Dimanche 05 Avril 2009

Ce n’est pas un château cette fois mais plutôt un lieu aux airs sacrés dans lequel Alexis Vaillant s’est niché. Et cette espèce d’immense temple païen aux murs voûtés, et aux croisées d’ogives, ce n’est pas une cathédrâle gothique mais les Entrepôts Lainé à Bordeaux… transformés depuis des années en centre d’art contemporain. Le CAPC.
C’est ici que j’ai vu pour la première fois une exposition perso de Matthew Barney en 1992. C’était le début de la série « Cremaster », du nom du muscle qui permet la montée et la descente des testicules. Le premier épisode de l’épopée, « Cremaster 4 » avec son esthétiques très années 90, reste d’ailleurs malgré moi mon préféré. Ça se passait sur l’Ile de Man, une île peuplée de personnages mi-hommes et mi-Bélier et où se déroulait une étrange course automobile. Et quelques années plus tard, j’y ai vu « Traffic », une expo de Nicolas Bourriaud qui mettait en pratique la fameuse « Esthétique relationnelle » dont il avait théorisé dans un livre ou dans des textes juste auparavant.
Comme quoi je ne vais pas à Bordeaux très souvent mais toujours pour des bonnes raisons !
C’est donc là, au CAPC, dans l’une des ailes de cet immense vaisseau qu’Alexis Vaillant, curator glam-rock de son état, a planté le décor de son « Opéra Rock » dont le premier rôle a été confié à l’artiste Jean-Luc Blanc.

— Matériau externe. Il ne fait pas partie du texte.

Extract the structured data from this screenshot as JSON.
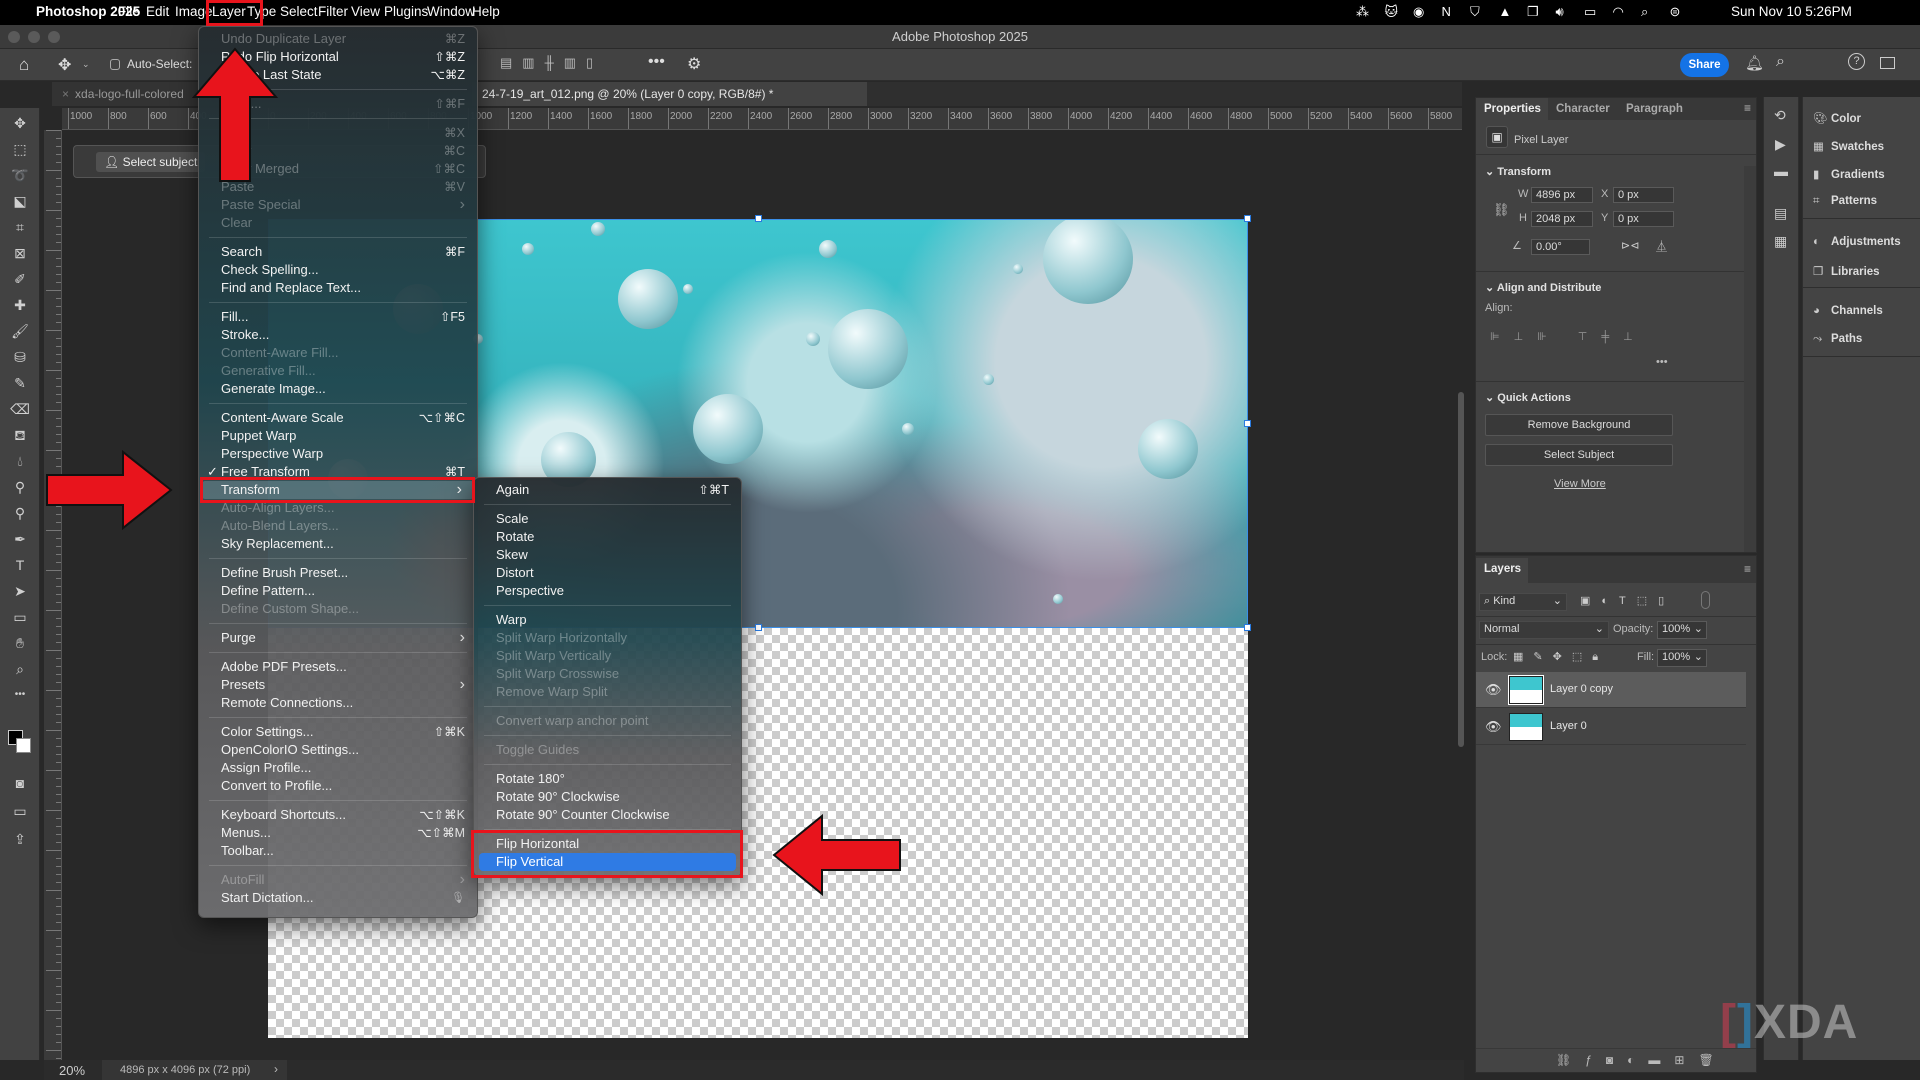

C’est une « Rétrospective collective », j’adore l’expression… Encore une idée originale d’Alexis ! Combien y-a-t-il de commissaires d’expo réellement ludiques, talentueux et inventifs dans le Paysage Artistique Français ? Peu, trop peu ! Et chaque fois, je m’immisce dans ces expos comme si j’allais vivre une palpitante aventure fin de siècle… et chaque fois, c’est le cas. Comme « Legend » à Chamarande ou « Le voyage Intérieur » il y a quelques années à l’Espace Electra à Paris. Chaque fois, en sortant de là, je renais à l’art contemporain. Parce que l’art peut finir par tuer, surtout d’ennui. Avec Alexis, c’est donc l’effet inverse assuré.
Il a inventé la « Rétrospective collective » autour de Jean-Luc Blanc parce qu’il a invité tous les artistes qu’il aime et dont l’univers est proche de celui de Jean-Luc… parfois à ce point qu’on se demande qui a déteint sur qui ? Personne, c’est juste une communauté d’esprit probablement, parfois même le fruit du hasard. Et ça donne un « opéra rock » comme au cinéma, puisque Jean-Luc est un passionné de cinéma. Un amoureux des images cinématographiques, un artiste qui se fait son cinéma en se passant et se repassant les séquences des films qu’il aime. On a l’impression qu’il découpe chirurgicalement toutes les images d’un film qu’il aime, s’attarde sur un détail, focalise, en fait une obsession. Comme un psyco-killer. Et une par une, il isole sa collection d’images, les redessine à sa guise, selon ses désirs et ses fantasmes! Puis il les réenvisage, les recharge d’un sens qui lui est personnel, les recompose et leur fait peut-être même l’amour. Ça crée des dessins et des tableaux étranges hantés par des regards lunaires et habités, des poses éloquentes, des creux d’épaules inspirés, des attitudes ambiguës… on est troublés. On essaie de deviner ce qui se cache derrière le plissement d’une robe ou dans le pli d’un coude… personne pour nous répondre Surtout pas Jean-Luc Blanc. Quant à ce serpent, ce boa ou ce cobra géant qui nous attend au bas de l’escalier, il semble nous donner la direction, nous indiquer la marche à suivre. Sur les conseils de cet être empaillé, on emprunte l’escalier, on pousse une porte … et là, une vingtaine d’artistes vient dialoguer avec l’univers en 2D d’un artiste qui nous fait décoller.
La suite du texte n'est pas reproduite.